Am Ende des ersten Teils der Moorehawke-Trilogie trifft Wynter eine Entscheidung, die sie von Familie und Freunden trennt. Und der Leser ist plötzlich auf der letzten Seite angelangt und muss seine Geduld bis zum Erscheinen des nächsten Bands auf die Probe stellen. Denn natürlich sorgt man sich um die liebgewonnenen Protagonisten, die nun einem ungewissen Schicksal entgegen sehen…
Erster Satz
Die Wache wollte sie nicht passieren lassen.

















Ich darf einfach nicht mehr deine Buchrezensionen lesen! Die machen mir zuviel Lust auf die Romane, dabei habe ich doch genug zu lesen …

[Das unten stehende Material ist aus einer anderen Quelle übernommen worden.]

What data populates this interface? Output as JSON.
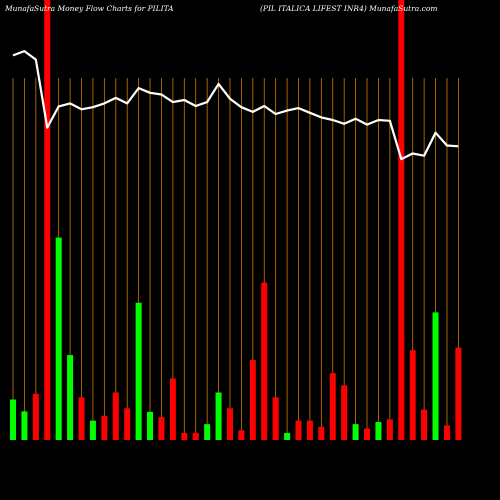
{
  "header": {
    "left": "MunafaSutra  Money Flow  Charts for PILITA",
    "right": "(PIL  ITALICA LIFEST INR4) MunafaSutra.com"
  },
  "colors": {
    "background": "#000000",
    "up": "#00ff00",
    "down": "#ff0000",
    "line": "#ffffff",
    "grid": "#cc7a00"
  },
  "chart_data": {
    "type": "bar",
    "title": "MunafaSutra  Money Flow  Charts for PILITA",
    "subtitle": "(PIL  ITALICA LIFEST INR4) MunafaSutra.com",
    "categories": [],
    "ylim": [
      0,
      100
    ],
    "bars": [
      {
        "value": 9.2,
        "dir": "up"
      },
      {
        "value": 6.5,
        "dir": "up"
      },
      {
        "value": 10.5,
        "dir": "down"
      },
      {
        "value": 100,
        "dir": "down"
      },
      {
        "value": 46.0,
        "dir": "up"
      },
      {
        "value": 19.3,
        "dir": "up"
      },
      {
        "value": 9.7,
        "dir": "down"
      },
      {
        "value": 4.4,
        "dir": "up"
      },
      {
        "value": 5.5,
        "dir": "down"
      },
      {
        "value": 10.8,
        "dir": "down"
      },
      {
        "value": 7.2,
        "dir": "down"
      },
      {
        "value": 31.2,
        "dir": "up"
      },
      {
        "value": 6.4,
        "dir": "up"
      },
      {
        "value": 5.2,
        "dir": "down"
      },
      {
        "value": 14.0,
        "dir": "down"
      },
      {
        "value": 1.6,
        "dir": "down"
      },
      {
        "value": 1.6,
        "dir": "down"
      },
      {
        "value": 3.6,
        "dir": "up"
      },
      {
        "value": 10.8,
        "dir": "up"
      },
      {
        "value": 7.2,
        "dir": "down"
      },
      {
        "value": 2.2,
        "dir": "down"
      },
      {
        "value": 18.2,
        "dir": "down"
      },
      {
        "value": 35.8,
        "dir": "down"
      },
      {
        "value": 9.7,
        "dir": "down"
      },
      {
        "value": 1.6,
        "dir": "up"
      },
      {
        "value": 4.4,
        "dir": "down"
      },
      {
        "value": 4.4,
        "dir": "down"
      },
      {
        "value": 3.0,
        "dir": "down"
      },
      {
        "value": 15.2,
        "dir": "down"
      },
      {
        "value": 12.4,
        "dir": "down"
      },
      {
        "value": 3.6,
        "dir": "up"
      },
      {
        "value": 2.6,
        "dir": "down"
      },
      {
        "value": 4.1,
        "dir": "up"
      },
      {
        "value": 4.7,
        "dir": "down"
      },
      {
        "value": 100,
        "dir": "down"
      },
      {
        "value": 20.4,
        "dir": "down"
      },
      {
        "value": 6.9,
        "dir": "down"
      },
      {
        "value": 29.0,
        "dir": "up"
      },
      {
        "value": 3.3,
        "dir": "down"
      },
      {
        "value": 21.0,
        "dir": "down"
      }
    ],
    "line": [
      90.5,
      91.5,
      89.5,
      73.5,
      78.5,
      79.2,
      77.8,
      78.3,
      79.2,
      80.5,
      79.2,
      82.8,
      81.7,
      81.3,
      79.5,
      80.0,
      78.6,
      79.5,
      83.8,
      80.3,
      78.3,
      77.2,
      78.6,
      76.7,
      77.5,
      78.1,
      77.0,
      75.9,
      75.3,
      74.4,
      75.6,
      74.2,
      75.3,
      75.1,
      66.1,
      67.4,
      66.9,
      72.3,
      69.3,
      69.1
    ]
  }
}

Auf jeden Fall ist das Buch gerade auf meinen Wunschzettel gewandert. >g<
Und das, wo ich mich über jeden Leser freue? Nein, bleib bitte hier!
Schließlich musst du ja auch “anderen” Lesestoff bekommen. Es gibt eben Bücher, die dich einfach anlachen, ob du es nun willst oder nicht. *g*
Außerdem müssen Wunschlisten leben und wachsen…
Aber ich wollte meinen SUB doch auf Diät setzen – und so klappt das nicht.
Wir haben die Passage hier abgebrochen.